Maybe it was because in the writing of it, she had to let go of things she’d been clinging to for years. Maybe because, as painful as those things were, they were comfortable, familiar, and a part of her didn’t really want to see them exorcised. But now they were safely incarcerated in the pages of her manuscript. Soon they’d be edited and revised, edited and revised again. Then they’d be exposed to the light of the world. And, like all demons, in the sun they’d turn to piles of dust.
She laughed a little, just because of the lightness of her relief. She got up from her desk and tossed around the idea of going out for a pack of cigarettes. Maybe if Jeffrey wasn’t lying on the couch reading the Sunday Times, she’d go down to the bodega on the corner of Lafayette and Great Jones, smoke a cigarette on the street and then throw away the rest of the pack. But he’d be able to tell and then he’d give her a hard time. It wasn’t worth it.
“I’m done,” she called, walking out of her office and through the loft. But he wasn’t on the couch; he was standing at the counter that divided the kitchen from the living room, talking on the phone.
“Oops, sorry,” she said when she saw him.
He looked at her strangely when she walked in. She hadn’t heard the phone ring. She took a frosty bottle of Ketel One vodka from the freezer and poured herself a lowball, trying and failing to be quiet as she put some ice in the glass and squirted some lime juice from one of those little plastic bottles shaped cutely like a lime.
“I see,” he said, lowering his eyes to the floor beneath his feet, tapping a pen on the countertop. “No, I’d rather tell her, David, if you don’t mind.”
“Is that my grandfather?” Lydia asked, looking at him now. She could tell there was something wrong, but she sipped at the drink in her hand and pretended she couldn’t. She needed a few minutes to enjoy the completion of her manuscript before life leaked in and started demanding attention.
Jeffrey put the phone back in the cradle and didn’t look at her right away.
“Did you hear me? I’m finished. I finished The Lost Girl.”
“That’s fantastic. Congratulations,” he said softly, moving toward her and taking her into his arms.
“Want a drink?” she asked.
“Not right now,” he said. She pulled away from him after a second and then walked over to the living room. The fire they’d made earlier in the afternoon was low, just a few flames danced. Outside, a light snow tapped against the windows and their view of lower Manhattan was obscured by frost.
She sat on the couch and curled her legs up beneath her.

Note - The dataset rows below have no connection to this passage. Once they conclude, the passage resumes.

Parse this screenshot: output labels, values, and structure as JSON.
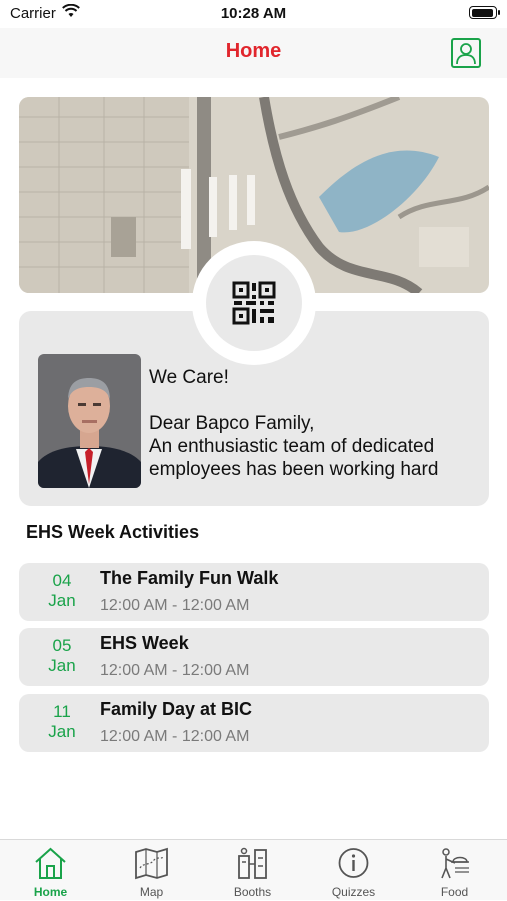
{
  "status_bar": {
    "carrier": "Carrier",
    "time": "10:28 AM"
  },
  "nav": {
    "title": "Home",
    "title_color": "#e1262d",
    "profile_icon": "profile-icon"
  },
  "banner": {
    "image": "aerial-map-image"
  },
  "message": {
    "qr_icon": "qr-code-icon",
    "lines": [
      "We Care!",
      "",
      "Dear Bapco Family,",
      "An enthusiastic team of dedicated",
      "employees has been working hard"
    ]
  },
  "activities": {
    "title": "EHS Week Activities",
    "items": [
      {
        "day": "04",
        "month": "Jan",
        "title": "The Family Fun Walk",
        "time": "12:00 AM - 12:00 AM"
      },
      {
        "day": "05",
        "month": "Jan",
        "title": "EHS Week",
        "time": "12:00 AM - 12:00 AM"
      },
      {
        "day": "11",
        "month": "Jan",
        "title": "Family Day at BIC",
        "time": "12:00 AM - 12:00 AM"
      }
    ]
  },
  "tabs": [
    {
      "label": "Home",
      "icon": "home-icon",
      "active": true
    },
    {
      "label": "Map",
      "icon": "map-icon",
      "active": false
    },
    {
      "label": "Booths",
      "icon": "booths-icon",
      "active": false
    },
    {
      "label": "Quizzes",
      "icon": "info-icon",
      "active": false
    },
    {
      "label": "Food",
      "icon": "food-icon",
      "active": false
    }
  ],
  "colors": {
    "accent": "#1aa34a",
    "title_red": "#e1262d",
    "card_bg": "#e9e9e9"
  }
}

Something in her chest was thumping. She didn’t like the look on Jeffrey’s face or the careful way he was moving toward her.
“There’s some news,” he said, sitting beside her.
“Are they all right?” she asked, bracing herself. Her maternal grandparents, David and Eleanor Strong, were the only living family members to whom she had any connection. She thought of them, both hearty, young-minded, still traveling, enjoying their lives and each other. It seemed like they would always be there. But with both of them in their early seventies, she knew she’d have to deal with their mortality at some point. But she hadn’t done that yet. And she wasn’t ready.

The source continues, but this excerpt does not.